Constrained search and satisficing our preferences
The issue is a problem of (over) optimisation. The IC correspond roughly with what we want to value, but differs from it in subtle ways, enough that optimising for one could be disastrous for the other. If we didn't optimise, this wouldn't be a problem. Suppose we defined an acceptable world as one that we would judge "yeah, that's pretty cool" or even "yeah, that's really great". Then assume we selected randomly among the acceptable worlds. This would probably result in a world of positive value: siren worlds and marketing worlds are rare, because they fulfil very specific criteria. They triumph because they score so high on the IC scale, but they are outnumbered by the many more worlds that are simply acceptable.
This is in effect satisficing over the IC, rather than optimising over them. Satisficing has its own issues, however, so other approaches could be valuable as well. One way could be use constrained search. If for instance we took a thousand random worlds and IC-optimised over them, we're very unlikely to encounter a siren or marketing world. We're also very unlikely to encounter a world of any quality, though; we'd probably need to IC-optimise over at least a trillion worlds to find good ones. There is a tension in the number: as the number of worlds searched increases, their quality increases, but so does the odds of encountering a marketing or siren world. EDIT: Lumifer suggested using a first-past-the-post system: search through worlds, and pick the first acceptable one we find. This is better than the approach I outlined in this paragraph.

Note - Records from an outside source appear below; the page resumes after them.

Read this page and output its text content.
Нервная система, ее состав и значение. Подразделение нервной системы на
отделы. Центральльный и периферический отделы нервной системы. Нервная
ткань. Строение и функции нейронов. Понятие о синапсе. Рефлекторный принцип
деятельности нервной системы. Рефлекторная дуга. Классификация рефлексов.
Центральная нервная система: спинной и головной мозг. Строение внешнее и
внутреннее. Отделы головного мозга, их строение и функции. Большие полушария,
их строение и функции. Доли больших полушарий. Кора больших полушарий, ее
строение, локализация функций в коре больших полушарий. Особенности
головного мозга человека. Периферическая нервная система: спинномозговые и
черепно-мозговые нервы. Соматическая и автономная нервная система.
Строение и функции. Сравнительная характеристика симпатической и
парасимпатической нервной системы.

We could also restrict the search by considering "realistic" worlds. Suppose we had to take 25 different yes-no decisions that could affect the future of the humanity. This might be something like "choosing which of these 25 very different AIs to turn on and let loose together" or something more prosaic (which stocks to buy, which charities to support). This results in 225 different future worlds to search through: barely more than 33 million. Because there are so few worlds, they are unlikely to contain a marketing world (given the absolutely crucial proviso that none of the AIs is an IC-optimiser!). But these worlds are not drawn randomly from the space of future worlds, but are dependent on key decisions that we believe are important and relevant. Therefore they are very likely to contain an acceptable world - or at least far more likely than a random set of 33 million worlds would be. By constraining the choices in this way, we have in effect satisficed without satisficing, which is both Zen and useful.
As long as we're aware of the problem, other approaches may also allow for decent search without getting sucked in by a siren or a marketer.